Scherben­park

Kraftausdrücke mit russischem Akzent und Mord­gedanken erfül­len das Studio des Theater Itzehoe, während der an­gehende Abitur­jahr­gang auf­merksam lauscht. Die Ins­zenierung über die Russ­land­deutsche Alexandra („Sascha“) Naimann ist für die Deutsch-Prüfung wichtig.

Adoleszenz, der Übergang zwischen Jugend und Erwachsen-­Sein in den ver­schiedenen Jahr­hunderten mit persönlichen, familiären und gesellschaftlichen Konflikten ist eines der vier Zentral­abitur-­Themen in Deutsch. Der moderne Roman „Scherbenpark“ von Alina Bronsky, den das Mecklen­burgischen Landes­theater Parchim mit Schauspielerin Anne Ebel inszenierte, ist aufgrund seiner aktuellen Thematik und der modernen Konflikte für das Abitur ausgewählt.

Es ist der Konflikt zwischen Sascha aus dem Vorstadt-­Ghetto, deren Mutter von ihrem Stief­vater ermordet wurde und die als einzige aus dem Viertel den Weg hinaus geschafft hat. Sie ging auf ein Elite-­Gymnasium, kann fließend Deutsch sprechen und findet sich in Deutschland zurecht, ganz im Gegen­satz zu den anderen Russland­deutschen. Es ist die Geschichte der Migration nach Deutschland, die Geschichte der Hoffnung auf ein besseres Leben und die Geschichte eines jungen Mädchens, das nach zehn Jahren immer noch schwer traumatisiert ist und trotzdem erwachsen werden muss. Zusätzlich dazu ist es bei Sascha auch ein schmaler Grat zwischen dem altklugen und hochbegabten und dem sympathisch-­verzweifelten Mädchen, das ständig in sich und in der Gesellschaft schwankt.

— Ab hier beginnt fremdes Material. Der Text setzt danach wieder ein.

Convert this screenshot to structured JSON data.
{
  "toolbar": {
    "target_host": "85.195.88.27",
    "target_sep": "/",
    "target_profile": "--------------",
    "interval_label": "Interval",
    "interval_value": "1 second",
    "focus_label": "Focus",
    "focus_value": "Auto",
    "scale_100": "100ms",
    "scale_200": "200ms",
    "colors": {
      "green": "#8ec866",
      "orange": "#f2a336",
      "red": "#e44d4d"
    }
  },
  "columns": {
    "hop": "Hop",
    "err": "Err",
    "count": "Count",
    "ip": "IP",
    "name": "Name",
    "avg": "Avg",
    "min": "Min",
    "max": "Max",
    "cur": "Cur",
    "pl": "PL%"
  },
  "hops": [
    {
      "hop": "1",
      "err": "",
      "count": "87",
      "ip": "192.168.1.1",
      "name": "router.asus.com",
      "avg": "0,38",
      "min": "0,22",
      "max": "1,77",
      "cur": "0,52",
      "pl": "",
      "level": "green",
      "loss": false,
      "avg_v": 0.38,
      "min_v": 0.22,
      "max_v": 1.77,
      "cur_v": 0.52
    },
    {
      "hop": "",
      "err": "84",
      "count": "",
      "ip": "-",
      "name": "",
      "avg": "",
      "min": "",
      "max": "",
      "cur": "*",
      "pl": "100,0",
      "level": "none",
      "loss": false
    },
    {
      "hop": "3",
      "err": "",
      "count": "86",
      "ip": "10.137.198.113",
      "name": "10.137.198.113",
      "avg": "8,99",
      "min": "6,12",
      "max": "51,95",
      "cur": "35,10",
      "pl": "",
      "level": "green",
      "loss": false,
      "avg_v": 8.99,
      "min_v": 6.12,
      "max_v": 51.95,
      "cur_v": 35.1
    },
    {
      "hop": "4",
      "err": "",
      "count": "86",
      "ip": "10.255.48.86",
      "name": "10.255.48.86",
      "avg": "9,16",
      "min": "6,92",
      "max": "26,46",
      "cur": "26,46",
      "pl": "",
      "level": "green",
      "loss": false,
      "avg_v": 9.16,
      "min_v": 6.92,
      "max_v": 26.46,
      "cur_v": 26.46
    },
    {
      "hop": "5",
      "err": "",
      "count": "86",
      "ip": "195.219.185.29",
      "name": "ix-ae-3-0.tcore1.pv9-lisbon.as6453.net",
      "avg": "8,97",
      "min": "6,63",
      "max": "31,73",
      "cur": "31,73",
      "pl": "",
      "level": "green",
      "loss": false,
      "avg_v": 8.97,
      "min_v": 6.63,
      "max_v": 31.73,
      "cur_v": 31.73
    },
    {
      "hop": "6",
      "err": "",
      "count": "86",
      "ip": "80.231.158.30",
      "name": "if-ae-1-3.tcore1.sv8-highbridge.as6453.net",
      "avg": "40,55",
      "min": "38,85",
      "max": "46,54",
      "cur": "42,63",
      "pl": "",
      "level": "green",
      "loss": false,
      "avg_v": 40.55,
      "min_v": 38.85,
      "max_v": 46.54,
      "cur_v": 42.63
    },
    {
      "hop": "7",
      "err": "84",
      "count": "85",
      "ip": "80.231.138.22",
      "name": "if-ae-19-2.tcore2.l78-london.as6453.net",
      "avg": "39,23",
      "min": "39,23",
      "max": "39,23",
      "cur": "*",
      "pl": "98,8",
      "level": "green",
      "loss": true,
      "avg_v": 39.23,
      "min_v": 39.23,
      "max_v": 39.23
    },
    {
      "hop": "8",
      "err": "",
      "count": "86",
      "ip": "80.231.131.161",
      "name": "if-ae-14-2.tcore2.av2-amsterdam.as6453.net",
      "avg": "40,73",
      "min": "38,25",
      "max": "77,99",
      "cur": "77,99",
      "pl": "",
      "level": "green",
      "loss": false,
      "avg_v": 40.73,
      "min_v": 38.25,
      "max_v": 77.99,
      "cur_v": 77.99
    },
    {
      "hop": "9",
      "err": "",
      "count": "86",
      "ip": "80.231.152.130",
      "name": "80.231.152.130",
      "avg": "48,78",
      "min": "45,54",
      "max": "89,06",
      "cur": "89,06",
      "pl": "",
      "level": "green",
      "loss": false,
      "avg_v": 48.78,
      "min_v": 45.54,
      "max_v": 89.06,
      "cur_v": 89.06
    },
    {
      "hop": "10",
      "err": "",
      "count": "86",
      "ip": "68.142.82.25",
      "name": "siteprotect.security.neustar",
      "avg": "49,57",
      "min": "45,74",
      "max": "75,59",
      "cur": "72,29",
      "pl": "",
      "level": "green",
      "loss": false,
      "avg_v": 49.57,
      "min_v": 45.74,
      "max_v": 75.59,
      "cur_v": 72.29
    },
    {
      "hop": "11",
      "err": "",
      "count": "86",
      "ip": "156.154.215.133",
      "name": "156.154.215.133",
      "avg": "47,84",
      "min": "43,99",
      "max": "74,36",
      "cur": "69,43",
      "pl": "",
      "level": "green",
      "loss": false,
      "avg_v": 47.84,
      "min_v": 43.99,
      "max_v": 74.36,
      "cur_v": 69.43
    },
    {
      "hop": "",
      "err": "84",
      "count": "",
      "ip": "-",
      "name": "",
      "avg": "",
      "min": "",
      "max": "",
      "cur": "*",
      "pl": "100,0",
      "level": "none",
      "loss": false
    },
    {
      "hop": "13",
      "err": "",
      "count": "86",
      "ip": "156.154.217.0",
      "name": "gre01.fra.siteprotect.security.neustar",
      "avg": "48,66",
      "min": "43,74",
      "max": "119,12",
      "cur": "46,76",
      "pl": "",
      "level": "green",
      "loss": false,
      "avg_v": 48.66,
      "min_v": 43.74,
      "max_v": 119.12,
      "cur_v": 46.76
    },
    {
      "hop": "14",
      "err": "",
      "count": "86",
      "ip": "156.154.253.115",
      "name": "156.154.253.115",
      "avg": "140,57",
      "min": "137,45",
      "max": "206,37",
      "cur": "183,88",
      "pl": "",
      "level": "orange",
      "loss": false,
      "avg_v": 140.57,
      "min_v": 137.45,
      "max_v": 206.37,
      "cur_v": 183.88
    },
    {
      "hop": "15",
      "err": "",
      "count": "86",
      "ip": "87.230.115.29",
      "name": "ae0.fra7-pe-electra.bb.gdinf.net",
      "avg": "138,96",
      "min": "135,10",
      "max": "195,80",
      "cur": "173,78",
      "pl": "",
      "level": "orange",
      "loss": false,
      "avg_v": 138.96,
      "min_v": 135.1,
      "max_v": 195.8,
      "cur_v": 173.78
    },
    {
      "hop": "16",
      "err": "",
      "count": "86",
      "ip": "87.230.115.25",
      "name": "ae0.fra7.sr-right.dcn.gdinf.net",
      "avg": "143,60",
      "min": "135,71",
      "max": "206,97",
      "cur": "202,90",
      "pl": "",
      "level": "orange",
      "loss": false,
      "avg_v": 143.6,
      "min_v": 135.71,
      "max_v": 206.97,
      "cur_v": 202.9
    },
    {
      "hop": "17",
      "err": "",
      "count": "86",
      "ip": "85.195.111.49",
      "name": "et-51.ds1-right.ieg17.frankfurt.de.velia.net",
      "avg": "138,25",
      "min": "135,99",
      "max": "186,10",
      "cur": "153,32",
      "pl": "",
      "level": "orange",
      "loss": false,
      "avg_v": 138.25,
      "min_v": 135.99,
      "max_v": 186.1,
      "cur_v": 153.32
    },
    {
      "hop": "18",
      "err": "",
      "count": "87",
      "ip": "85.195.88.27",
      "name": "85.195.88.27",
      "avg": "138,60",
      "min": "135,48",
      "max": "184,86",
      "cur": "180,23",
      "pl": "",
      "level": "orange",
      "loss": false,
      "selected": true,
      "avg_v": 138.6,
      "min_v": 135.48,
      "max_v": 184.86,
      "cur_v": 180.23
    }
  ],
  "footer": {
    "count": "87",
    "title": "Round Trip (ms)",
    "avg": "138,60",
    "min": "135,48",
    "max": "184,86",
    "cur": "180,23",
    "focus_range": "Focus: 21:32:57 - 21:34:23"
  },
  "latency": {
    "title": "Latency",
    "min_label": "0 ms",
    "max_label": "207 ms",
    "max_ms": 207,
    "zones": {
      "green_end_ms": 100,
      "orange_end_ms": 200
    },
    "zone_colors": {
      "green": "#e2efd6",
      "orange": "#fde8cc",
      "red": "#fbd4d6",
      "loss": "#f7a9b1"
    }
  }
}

Diese schwierige Rolle konnte Anne Ebel für die angehenden Abiturienten aber ebenso souverän darstellen wie die zahlreichen anderen Personen. Mal mit russischem Akzent, mal mit männlich klingender, mal mit kindisch klingender Stimme - für die Zuschauer wurden alle Rollen deutlich.

Den Kernpunkt der Inszenierung konnten die Zwölft­klässler schon vor der Frage­runde leicht ver­stehen: Sascha soll nicht nur das russische Mädchen mit den Mordgelüsten sein, sondern ist im Innersten auch sympathisch und vor allem eben auch nur ein normales Mädchen.
Weil dieser Schwerpunkt in der Buchvor­lage genau umge­kehrt gesetzt ist, werden im Unterricht nun die Unterschiede herausgearbeitet. Anne Ebel hat als Sascha über die Kleidung gut veranschaulicht die Augen der Schüler dafür geöffnet, denn Sascha kann beides: Im knall­pinken Top mit russischem Akzent Schimpf­wörter schreien und in hell­blauer Bluse das menschliche Gehirn erklären.